Dalton Trumbo’s life story stands as a poignant reminder of a weird, scary time, a paranoid era which, some think, could happen again. Some Hollywood observers maintain that the potential for similar political persecution still exists, perhaps not in the exact form it happened before. However, they claim that there are things going on now in the current political administration that should serve as reminders that it could happen again.

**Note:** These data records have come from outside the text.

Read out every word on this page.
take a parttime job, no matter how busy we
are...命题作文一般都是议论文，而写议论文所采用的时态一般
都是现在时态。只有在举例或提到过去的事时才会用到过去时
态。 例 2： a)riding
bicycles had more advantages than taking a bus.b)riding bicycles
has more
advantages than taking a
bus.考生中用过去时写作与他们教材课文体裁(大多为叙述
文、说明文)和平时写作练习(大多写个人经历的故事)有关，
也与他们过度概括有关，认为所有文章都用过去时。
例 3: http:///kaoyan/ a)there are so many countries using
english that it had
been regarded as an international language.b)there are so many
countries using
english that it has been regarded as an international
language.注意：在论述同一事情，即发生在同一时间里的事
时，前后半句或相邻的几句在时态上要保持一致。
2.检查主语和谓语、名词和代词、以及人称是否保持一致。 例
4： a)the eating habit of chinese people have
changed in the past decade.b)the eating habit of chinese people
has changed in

Dalton Trumbo: A Blacklisted Writer in His Own Words:

The Hollywood Ten (Trumbo, 2nd Row, Left)

The Hollywood Ten

A Letter from Prison to My Wife: Read by Actor Josh Lucas

Trumbo: The Official 2008 Movie Trailer

Studs Terkel: A National Literary Icon

Studs Terkel and the HUAC Blacklist

This article has also been written in honor of a friend, 96 years old Studs Terkel. At the time when Senator McCarthy began blacklisting supposed subversives, Studs Terkel hosted Studs’ Place, a network television program on NBC, and wrote a regular column for the Chicago Sun Times. However, immediately after he refused to give names to McCarthy’s House Un-American Activities Committee, NBC pulled his television program and the Sun-Times cancelled his newspaper column. Terkel was unable to work until 1953, when a Chicago radio station hired him, telling Terkel “p*ss on the blacklist.” Subsequently, Terkel has written a number of acclaimed books, won the Pulitzer Prize (1985), two National Book Awards, and received The National Humanities Award (1997) and The George Polk Career Award (1999).